In writing her application for the CFDA program, she described how being AAPI has affected her journey as a designer. Raised in a monolithic community, her experience being Chinese was so difficult and othering that in high school, she told people she was white.

“As much as I want to come out of the gates and be like, ‘Oh, I always loved being Chinese. I always loved being Asian,’ that just wasn't the fucking truth,” Liu says. “Looking back, it just kind of shows you how deep-seated the internal hatred was and how much that systemic [racism] got to me. So it took a really long time to figure out who I was as a person.”

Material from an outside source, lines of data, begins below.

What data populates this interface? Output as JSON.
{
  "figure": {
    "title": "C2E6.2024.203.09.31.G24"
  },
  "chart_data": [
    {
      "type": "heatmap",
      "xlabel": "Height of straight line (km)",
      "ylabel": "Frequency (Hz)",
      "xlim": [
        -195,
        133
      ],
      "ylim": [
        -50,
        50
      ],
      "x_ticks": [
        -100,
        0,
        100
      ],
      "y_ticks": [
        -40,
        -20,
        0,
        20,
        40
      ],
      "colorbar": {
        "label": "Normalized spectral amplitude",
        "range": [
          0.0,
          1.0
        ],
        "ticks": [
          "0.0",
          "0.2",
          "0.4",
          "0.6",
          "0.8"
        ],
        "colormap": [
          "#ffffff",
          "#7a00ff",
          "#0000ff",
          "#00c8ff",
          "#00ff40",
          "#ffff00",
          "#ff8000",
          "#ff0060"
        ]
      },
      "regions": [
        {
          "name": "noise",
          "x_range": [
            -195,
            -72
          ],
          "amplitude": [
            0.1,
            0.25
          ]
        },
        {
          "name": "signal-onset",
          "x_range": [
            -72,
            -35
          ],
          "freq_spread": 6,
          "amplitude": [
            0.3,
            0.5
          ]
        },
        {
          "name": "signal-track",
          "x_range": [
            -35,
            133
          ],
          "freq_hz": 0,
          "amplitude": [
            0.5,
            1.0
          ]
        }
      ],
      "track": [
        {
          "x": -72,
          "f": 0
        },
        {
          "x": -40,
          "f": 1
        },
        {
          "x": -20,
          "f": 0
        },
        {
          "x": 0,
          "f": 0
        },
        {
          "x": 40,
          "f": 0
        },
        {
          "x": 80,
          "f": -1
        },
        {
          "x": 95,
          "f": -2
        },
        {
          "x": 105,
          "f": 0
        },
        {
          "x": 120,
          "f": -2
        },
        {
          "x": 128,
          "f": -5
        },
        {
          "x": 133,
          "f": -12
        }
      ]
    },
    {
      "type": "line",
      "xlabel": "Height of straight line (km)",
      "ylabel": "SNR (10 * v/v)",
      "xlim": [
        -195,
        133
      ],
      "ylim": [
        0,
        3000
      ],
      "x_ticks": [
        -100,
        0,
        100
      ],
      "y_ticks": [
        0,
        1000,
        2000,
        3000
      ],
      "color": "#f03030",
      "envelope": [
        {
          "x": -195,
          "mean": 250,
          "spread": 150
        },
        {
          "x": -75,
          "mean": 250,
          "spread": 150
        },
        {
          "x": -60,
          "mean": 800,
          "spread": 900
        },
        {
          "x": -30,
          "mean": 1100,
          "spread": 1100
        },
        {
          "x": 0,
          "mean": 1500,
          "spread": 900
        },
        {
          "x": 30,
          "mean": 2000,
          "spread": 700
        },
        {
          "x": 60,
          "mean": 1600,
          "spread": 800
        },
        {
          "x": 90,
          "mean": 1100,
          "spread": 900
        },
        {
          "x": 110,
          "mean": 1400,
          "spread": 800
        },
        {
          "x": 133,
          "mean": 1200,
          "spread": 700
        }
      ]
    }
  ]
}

And, what is more cathartic than an Asian American woman exploring and expressing her sexuality on her own terms? To shed off the male gaze that often perpetrates East Asian women as submissive?

Her feminine aesthetic is a bit of a red herring for what are also salacious designs based on bondage and intimacy. Signature straps, ties, and corsets evoke traditional BDSM restraints. Smocking, too, is an unexpected element of sweet restriction. The kink world and the subculture of BDSM brought Liu so much satisfaction and autonomy, especially in a household where sex was so taboo that to this day she still doesn’t know the Mandarin word for sex.

“I just realized that I kept putting straps on all my shit. And if you come to my apartment, we have a lot of ropes. [BDSM] has bled its way into my work,” Liu says. “Then, I put two and two together that restriction versus release is a massive part of my personal life. It sounds like a douchey thing to say, but as an artist, I want that to come through my work too. I don't want you to just be wearing cute clothing.”

Karla Tomanelli

Karla Tomanelli

There is no film genre where themes of repression, emancipation, and sex stand out more than horror, another source of design titillation for Liu. Actress Mia Goth’s double feature in X and Pearl shows the perils of restraining a woman’s right to be horny, whether you’re a preacher’s daughter gone porn, or your husband has gone off to war and can't bang without his heart giving out. In It Follows, an ever-present, stalking supernatural entity is passed on to a young woman through rape and exists as an allegory for trauma. And who can forget Teeth, a film about a teenager who discovers teeth guarding her vagina from sexual assault?

Past presentations have leaned into theatrical concepts. In FW24, red shibari rope was woven between each model's braids to represent the thread the ancient Greek Moirai, the Fates, cut to determine a person’s lifespan. In SS25, her models stood in concentric cultish circles around a contortionist with their faces uncanny, mouths smiling, and eyes always staring, reminiscent of the cult folk-horror film, Midsommar.

While getting a nod from the CFDA should mediate anyone's imposter syndrome, Liu is open about still feeling a bit anxious, a bit scared, but gritting down as she always does for the road ahead—like any other Final Girl worth their salt would.